Vienna, VA · Miami, FL

Principals

Robb Bollhoffer

Founder and Chief Executive Officer

Stan Beraznik

Founder and Managing Principal

Doug Burt

Senior Managing Director, Investments

Sector focus

Real Estate

Frequently asked questions

Who runs investment decisions at 29th Street Capital?

Investment decisions are led by founder and CEO Robb Bollhoffer, who chairs the firm's investment committee, alongside founder and Managing Principal Stan Beraznik and Senior Managing Director Doug Burt. The firm operates regional acquisition teams who originate deals in assigned markets, but all capital-allocation decisions run through the committee structure at the Chicago headquarters.

How does 29th Street Capital source deals?

The firm sources primarily off-market through a network of regional acquisition officers embedded in target metropolitan areas. Those officers cultivate relationships with local brokers, property owners, and lenders — many of whom have tracked the firm's closing reliability across multiple cycles.

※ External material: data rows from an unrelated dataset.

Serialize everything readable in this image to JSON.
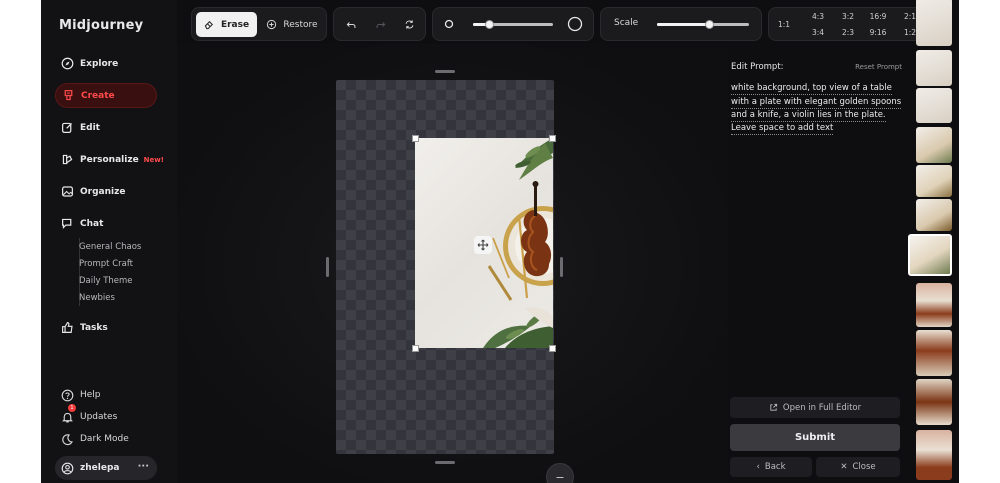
{
  "app": {
    "name": "Midjourney"
  },
  "sidebar": {
    "items": [
      {
        "label": "Explore",
        "icon": "compass-icon"
      },
      {
        "label": "Create",
        "icon": "brush-icon",
        "active": true
      },
      {
        "label": "Edit",
        "icon": "edit-icon"
      },
      {
        "label": "Personalize",
        "icon": "personalize-icon",
        "badge": "New!"
      },
      {
        "label": "Organize",
        "icon": "image-icon"
      },
      {
        "label": "Chat",
        "icon": "chat-icon"
      },
      {
        "label": "Tasks",
        "icon": "thumbs-up-icon"
      }
    ],
    "chat_rooms": [
      "General Chaos",
      "Prompt Craft",
      "Daily Theme",
      "Newbies"
    ],
    "bottom": {
      "help": "Help",
      "updates": "Updates",
      "updates_count": "1",
      "dark_mode": "Dark Mode"
    },
    "user": {
      "name": "zhelepa",
      "more": "···"
    }
  },
  "toolbar": {
    "erase_label": "Erase",
    "restore_label": "Restore",
    "brush_size_value": 0.2,
    "scale_label": "Scale",
    "scale_value": 0.57,
    "aspect_ratios": [
      "1:1",
      "4:3",
      "3:2",
      "16:9",
      "2:1",
      "3:4",
      "2:3",
      "9:16",
      "1:2"
    ]
  },
  "editor": {
    "edit_prompt_label": "Edit Prompt:",
    "reset_prompt_label": "Reset Prompt",
    "prompt_lines": [
      "white background, top view of a table",
      "with a plate with elegant golden spoons",
      "and a knife, a violin lies in the plate.",
      "Leave space to add text"
    ],
    "open_full_editor": "Open in Full Editor",
    "submit": "Submit",
    "back": "Back",
    "close": "Close"
  },
  "colors": {
    "accent": "#ff4a4a",
    "background": "#0e0e10",
    "sidebar": "#121214"
  }
}
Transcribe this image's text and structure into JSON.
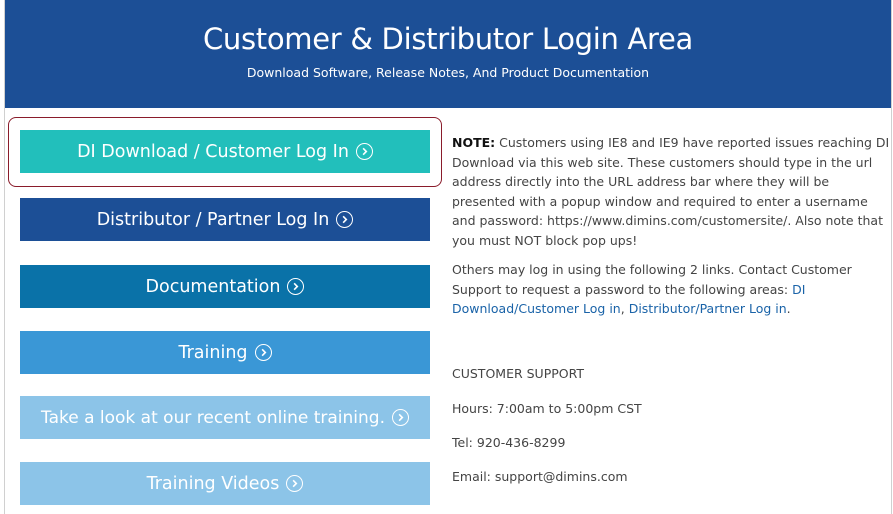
{
  "header": {
    "title": "Customer & Distributor Login Area",
    "subtitle": "Download Software, Release Notes, And Product Documentation"
  },
  "buttons": [
    {
      "label": "DI Download / Customer Log In",
      "color": "#22bfbb"
    },
    {
      "label": "Distributor / Partner Log In",
      "color": "#1c4f96"
    },
    {
      "label": "Documentation",
      "color": "#0a72a8"
    },
    {
      "label": "Training",
      "color": "#3a97d6"
    },
    {
      "label": "Take a look at our recent online training.",
      "color": "#8cc4e8"
    },
    {
      "label": "Training Videos",
      "color": "#8cc4e8"
    }
  ],
  "note": {
    "label": "NOTE:",
    "text": " Customers using IE8 and IE9 have reported issues reaching DI Download via this web site. These customers should type in the url address directly into the URL address bar where they will be presented with a popup window and required to enter a username and password: https://www.dimins.com/customersite/. Also note that you must NOT block pop ups!"
  },
  "others": {
    "text": "Others may log in using the following 2 links. Contact Customer Support to request a password to the following areas: ",
    "link1": "DI Download/Customer Log in",
    "sep": ", ",
    "link2": "Distributor/Partner Log in",
    "end": "."
  },
  "support": {
    "heading": "CUSTOMER SUPPORT",
    "hours": "Hours: 7:00am to 5:00pm CST",
    "tel": "Tel: 920-436-8299",
    "email": "Email: support@dimins.com"
  }
}
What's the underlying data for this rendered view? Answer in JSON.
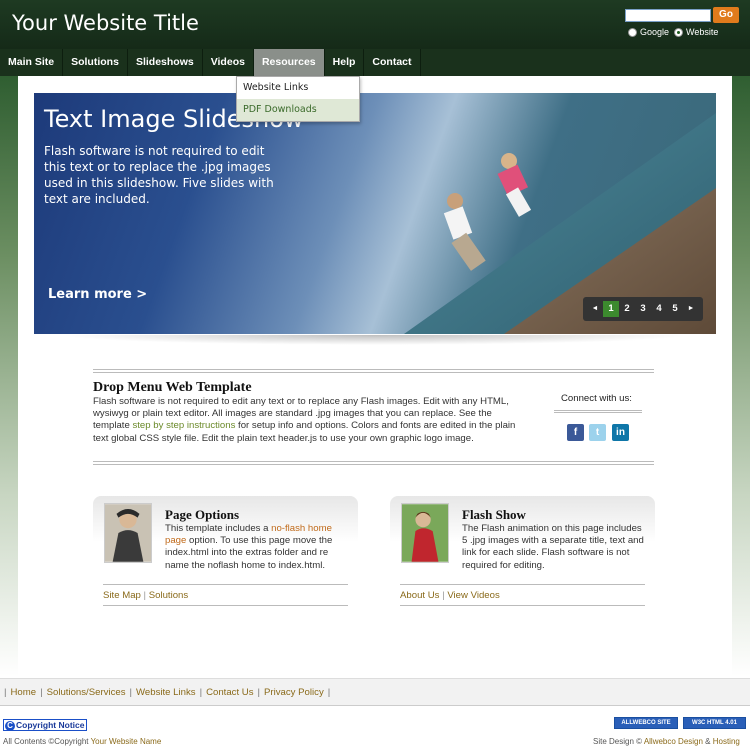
{
  "header": {
    "title": "Your Website Title",
    "search_button": "Go",
    "radio_google": "Google",
    "radio_website": "Website"
  },
  "nav": {
    "items": [
      "Main Site",
      "Solutions",
      "Slideshows",
      "Videos",
      "Resources",
      "Help",
      "Contact"
    ],
    "active": "Resources"
  },
  "dropdown": {
    "items": [
      "Website Links",
      "PDF Downloads"
    ]
  },
  "slideshow": {
    "title": "Text Image Slideshow",
    "text": "Flash software is not required to edit this text or to replace the .jpg images used in this slideshow. Five slides with text are included.",
    "learn_more": "Learn more >",
    "controls": {
      "prev": "◄",
      "pages": [
        "1",
        "2",
        "3",
        "4",
        "5"
      ],
      "active_page": "1",
      "next": "►"
    }
  },
  "feature": {
    "heading": "Drop Menu Web Template",
    "text_before": "Flash software is not required to edit any text or to replace any Flash images. Edit with any HTML, wysiwyg or plain text editor. All images are standard .jpg images that you can replace. See the template ",
    "link": "step by step instructions",
    "text_after": " for setup info and options. Colors and fonts are edited in the plain text global CSS style file. Edit the plain text header.js to use your own graphic logo image.",
    "connect_label": "Connect with us:",
    "social": [
      "f",
      "t",
      "in"
    ]
  },
  "box_left": {
    "title": "Page Options",
    "text_before": "This template includes a ",
    "link": "no-flash home page",
    "text_after": " option. To use this page move the index.html into the extras folder and re name the noflash home to index.html.",
    "links": [
      "Site Map",
      "Solutions"
    ],
    "separator": "|"
  },
  "box_right": {
    "title": "Flash Show",
    "text": "The Flash animation on this page includes 5 .jpg images with a separate title, text and link for each slide. Flash software is not required for editing.",
    "links": [
      "About Us",
      "View Videos"
    ],
    "separator": "|"
  },
  "footer": {
    "nav": [
      "Home",
      "Solutions/Services",
      "Website Links",
      "Contact Us",
      "Privacy Policy"
    ],
    "separator": "|",
    "copyright_notice": "Copyright Notice",
    "copyright_icon": "C",
    "all_contents_prefix": "All Contents ©Copyright ",
    "all_contents_link": "Your Website Name",
    "badge1": "ALLWEBCO SITE",
    "badge2": "W3C HTML 4.01",
    "site_design_prefix": "Site Design © ",
    "site_design_link1": "Allwebco Design",
    "site_design_amp": " & ",
    "site_design_link2": "Hosting"
  },
  "colors": {
    "header_bg": "#1e3a22",
    "nav_bg": "#1a311c",
    "nav_active": "#8a8f8a",
    "go_button": "#e07b1c",
    "link": "#8a6a1a",
    "green_link": "#6b8a2a",
    "slide_active": "#3c8a2e"
  }
}
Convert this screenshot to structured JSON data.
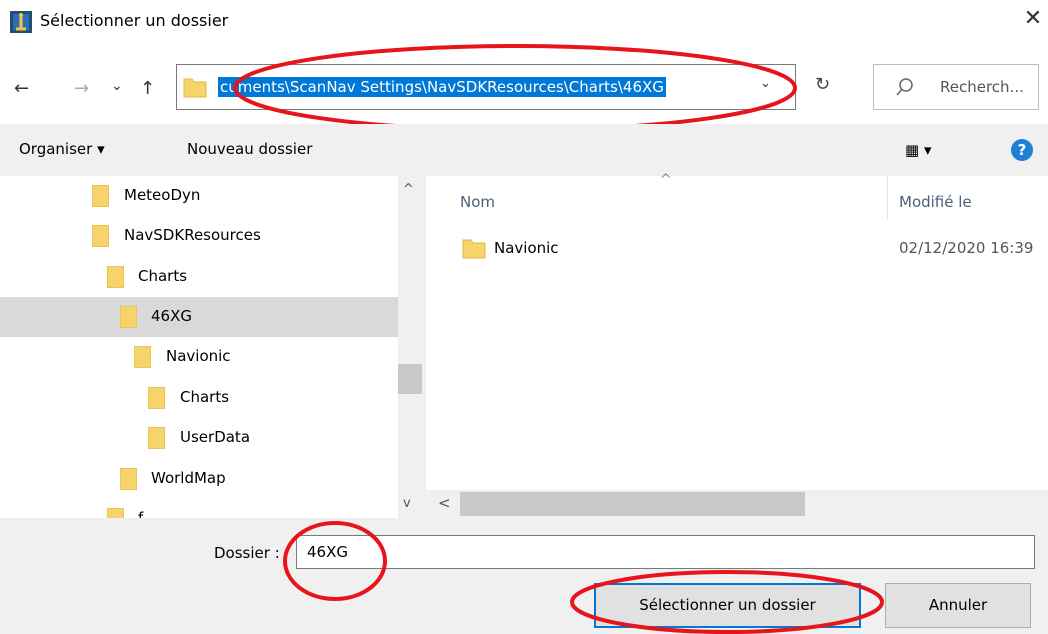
{
  "window": {
    "title": "Sélectionner un dossier",
    "close_glyph": "✕"
  },
  "nav": {
    "back_glyph": "←",
    "forward_glyph": "→",
    "dropdown_glyph": "⌄",
    "up_glyph": "↑",
    "address": "cuments\\ScanNav Settings\\NavSDKResources\\Charts\\46XG",
    "address_chevron": "⌄",
    "refresh_glyph": "↻",
    "search_placeholder": "Recherch..."
  },
  "toolbar": {
    "organise_label": "Organiser ▾",
    "new_folder_label": "Nouveau dossier",
    "view_label": "▦ ▾",
    "help_label": "?"
  },
  "tree": {
    "items": [
      {
        "label": "MeteoDyn"
      },
      {
        "label": "NavSDKResources"
      },
      {
        "label": "Charts"
      },
      {
        "label": "46XG"
      },
      {
        "label": "Navionic"
      },
      {
        "label": "Charts"
      },
      {
        "label": "UserData"
      },
      {
        "label": "WorldMap"
      },
      {
        "label": "f..."
      }
    ],
    "scroll_up": "^",
    "scroll_down": "v"
  },
  "files": {
    "columns": {
      "name": "Nom",
      "modified": "Modifié le"
    },
    "sort_caret": "^",
    "rows": [
      {
        "name": "Navionic",
        "modified": "02/12/2020 16:39"
      }
    ],
    "scroll_left": "<"
  },
  "footer": {
    "folder_label": "Dossier :",
    "folder_value": "46XG",
    "select_button": "Sélectionner un dossier",
    "cancel_button": "Annuler"
  },
  "colors": {
    "accent": "#0078d7",
    "annotation": "#e8141c",
    "folder": "#f6d46b",
    "folder_dark": "#e3b443"
  },
  "icons": {
    "app": "anchor-app-icon",
    "folder": "folder-icon",
    "search": "search-icon"
  }
}
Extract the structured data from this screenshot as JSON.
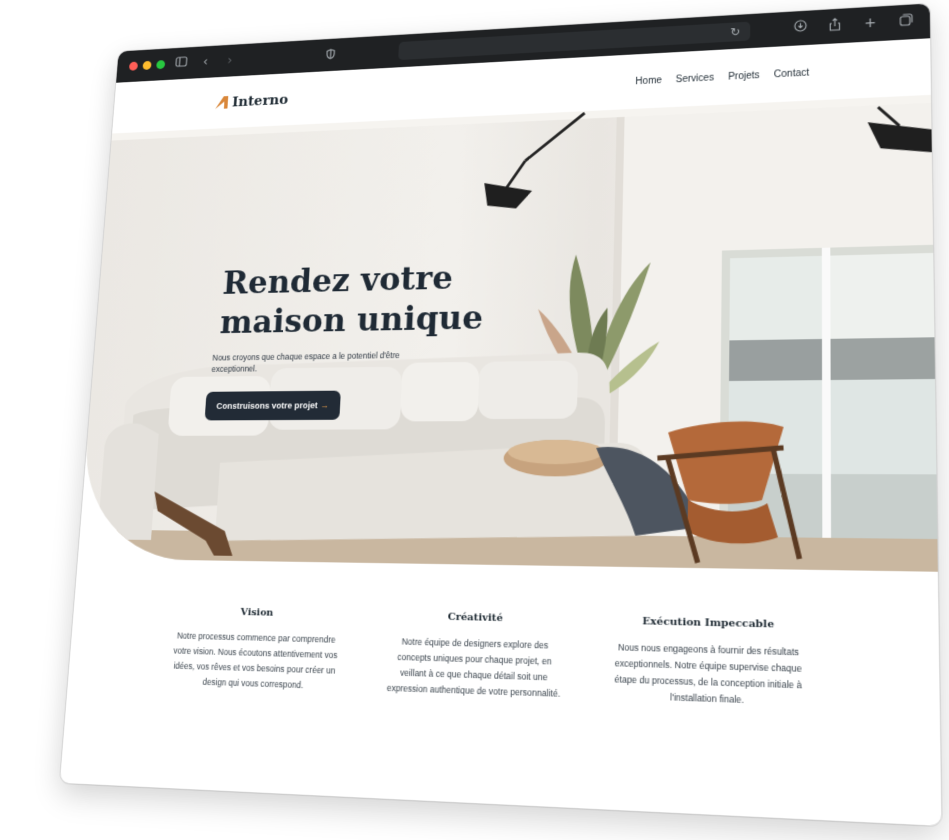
{
  "site": {
    "logo_text": "Interno",
    "nav": [
      "Home",
      "Services",
      "Projets",
      "Contact"
    ]
  },
  "hero": {
    "title_line1": "Rendez votre",
    "title_line2": "maison unique",
    "subtitle": "Nous croyons que chaque espace a le potentiel d'être exceptionnel.",
    "cta_label": "Construisons votre projet",
    "cta_arrow": "→"
  },
  "features": [
    {
      "title": "Vision",
      "text": "Notre processus commence par comprendre votre vision. Nous écoutons attentivement vos idées, vos rêves et vos besoins pour créer un design qui vous correspond."
    },
    {
      "title": "Créativité",
      "text": "Notre équipe de designers explore des concepts uniques pour chaque projet, en veillant à ce que chaque détail soit une expression authentique de votre personnalité."
    },
    {
      "title": "Exécution Impeccable",
      "text": "Nous nous engageons à fournir des résultats exceptionnels. Notre équipe supervise chaque étape du processus, de la conception initiale à l'installation finale."
    }
  ],
  "colors": {
    "accent": "#d9873a",
    "dark": "#222b36",
    "chrome": "#1f2123",
    "traffic_red": "#ff5f57",
    "traffic_yellow": "#febc2e",
    "traffic_green": "#28c840"
  },
  "icons": {
    "sidebar": "sidebar-icon",
    "back": "chevron-left-icon",
    "forward": "chevron-right-icon",
    "shield": "shield-icon",
    "reload": "reload-icon",
    "download": "download-icon",
    "share": "share-icon",
    "new_tab": "plus-icon",
    "tabs": "tabs-icon"
  }
}
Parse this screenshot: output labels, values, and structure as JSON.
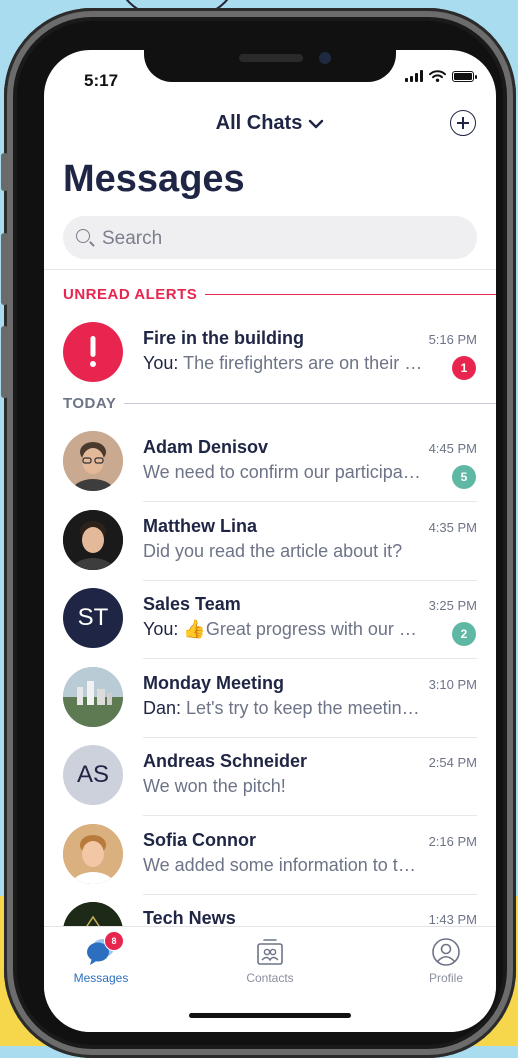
{
  "status": {
    "time": "5:17"
  },
  "header": {
    "title": "All Chats",
    "page_title": "Messages"
  },
  "search": {
    "placeholder": "Search"
  },
  "sections": {
    "unread": "UNREAD ALERTS",
    "today": "TODAY"
  },
  "colors": {
    "alert": "#e8254f",
    "teal": "#5fb8a4",
    "navy": "#1f2544",
    "gray": "#8a8fa0"
  },
  "alert_chat": {
    "name": "Fire in the building",
    "sender": "You:",
    "message": "The firefighters are on their way",
    "time": "5:16 PM",
    "badge": "1",
    "icon": "exclamation-icon"
  },
  "chats": [
    {
      "name": "Adam Denisov",
      "sender": "",
      "message": "We need to confirm our participation",
      "time": "4:45 PM",
      "badge": "5",
      "avatar": "photo",
      "initials": ""
    },
    {
      "name": "Matthew Lina",
      "sender": "",
      "message": "Did you read the article about it?",
      "time": "4:35 PM",
      "badge": "",
      "avatar": "photo",
      "initials": ""
    },
    {
      "name": "Sales Team",
      "sender": "You:",
      "message": "👍Great progress with our clients",
      "time": "3:25 PM",
      "badge": "2",
      "avatar": "initials",
      "initials": "ST"
    },
    {
      "name": "Monday Meeting",
      "sender": "Dan:",
      "message": "Let's try to keep the meeting short",
      "time": "3:10 PM",
      "badge": "",
      "avatar": "photo",
      "initials": ""
    },
    {
      "name": "Andreas Schneider",
      "sender": "",
      "message": "We won the pitch!",
      "time": "2:54 PM",
      "badge": "",
      "avatar": "initials",
      "initials": "AS"
    },
    {
      "name": "Sofia Connor",
      "sender": "",
      "message": "We added some information to the doc",
      "time": "2:16 PM",
      "badge": "",
      "avatar": "photo",
      "initials": ""
    },
    {
      "name": "Tech News",
      "sender": "",
      "message": "",
      "time": "1:43 PM",
      "badge": "",
      "avatar": "photo",
      "initials": ""
    }
  ],
  "tabs": [
    {
      "label": "Messages",
      "icon": "chat-bubbles-icon",
      "badge": "8",
      "active": true
    },
    {
      "label": "Contacts",
      "icon": "contacts-icon",
      "badge": "",
      "active": false
    },
    {
      "label": "Profile",
      "icon": "profile-icon",
      "badge": "",
      "active": false
    }
  ]
}
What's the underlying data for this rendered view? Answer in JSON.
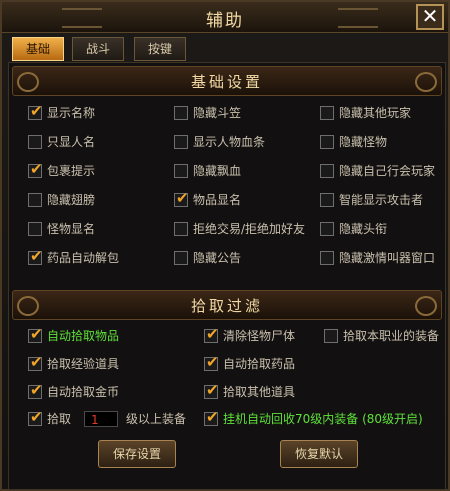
{
  "window": {
    "title": "辅助",
    "close_symbol": "✕"
  },
  "tabs": [
    {
      "label": "基础",
      "active": true
    },
    {
      "label": "战斗",
      "active": false
    },
    {
      "label": "按键",
      "active": false
    }
  ],
  "basic_settings": {
    "header": "基础设置",
    "options": [
      {
        "label": "显示名称",
        "checked": true
      },
      {
        "label": "隐藏斗笠",
        "checked": false
      },
      {
        "label": "隐藏其他玩家",
        "checked": false
      },
      {
        "label": "只显人名",
        "checked": false
      },
      {
        "label": "显示人物血条",
        "checked": false
      },
      {
        "label": "隐藏怪物",
        "checked": false
      },
      {
        "label": "包裹提示",
        "checked": true
      },
      {
        "label": "隐藏飘血",
        "checked": false
      },
      {
        "label": "隐藏自己行会玩家",
        "checked": false
      },
      {
        "label": "隐藏翅膀",
        "checked": false
      },
      {
        "label": "物品显名",
        "checked": true
      },
      {
        "label": "智能显示攻击者",
        "checked": false
      },
      {
        "label": "怪物显名",
        "checked": false
      },
      {
        "label": "拒绝交易/拒绝加好友",
        "checked": false
      },
      {
        "label": "隐藏头衔",
        "checked": false
      },
      {
        "label": "药品自动解包",
        "checked": true
      },
      {
        "label": "隐藏公告",
        "checked": false
      },
      {
        "label": "隐藏激情叫器窗口",
        "checked": false
      }
    ]
  },
  "pickup_filter": {
    "header": "拾取过滤",
    "options": [
      {
        "label": "自动拾取物品",
        "checked": true,
        "highlight": true
      },
      {
        "label": "清除怪物尸体",
        "checked": true,
        "highlight": false
      },
      {
        "label": "拾取本职业的装备",
        "checked": false,
        "highlight": false
      },
      {
        "label": "拾取经验道具",
        "checked": true,
        "highlight": false
      },
      {
        "label": "自动拾取药品",
        "checked": true,
        "highlight": false
      },
      {
        "label": "自动拾取金币",
        "checked": true,
        "highlight": false
      },
      {
        "label": "拾取其他道具",
        "checked": true,
        "highlight": false
      }
    ],
    "level_row": {
      "prefix": "拾取",
      "checked": true,
      "value": "1",
      "suffix": "级以上装备"
    },
    "recycle": {
      "label": "挂机自动回收70级内装备 (80级开启)",
      "checked": true,
      "highlight": true
    }
  },
  "buttons": {
    "save": "保存设置",
    "reset": "恢复默认"
  },
  "colors": {
    "accent": "#f0a52a",
    "highlight_text": "#5ee13a",
    "title_text": "#f2d9a4"
  }
}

This boots-on-the-ground model lets 29th Street compete for assets that never reach a public offering memorandum.

Does 29th Street Capital operate exclusively in multifamily real estate?

Multifamily value-add has historically been the firm's core strategy, but 29th Street Capital has expanded into build-to-rent single-family rental communities in recent years. The firm also occasionally acquires opportunistic deals — including distressed notes or partially stabilized assets — when dislocation creates entry points below replacement cost. The platform remains overwhelmingly residential.

What is the firm's relationship with its property management company?

29th Street Capital's property management arm is a wholly owned affiliate, not a third-party vendor. That integration means the firm controls hiring, maintenance spending, and lease-up strategy at the property level without negotiating with external managers — a structural advantage in workforce housing, where resident retention and cost discipline directly affect net operating income.

Which US markets does 29th Street Capital target, and which does it avoid?

The firm targets secondary and tertiary markets across the Sun Belt and Midwest, including Phoenix, Denver, Charlotte, Nashville, Atlanta, Dallas, Houston, and Indianapolis. It explicitly avoids gateway cities — New York, San Francisco, Los Angeles, Boston — where acquisition basis is higher and cap rates are thinner. This market-selection discipline is central to the firm's identity.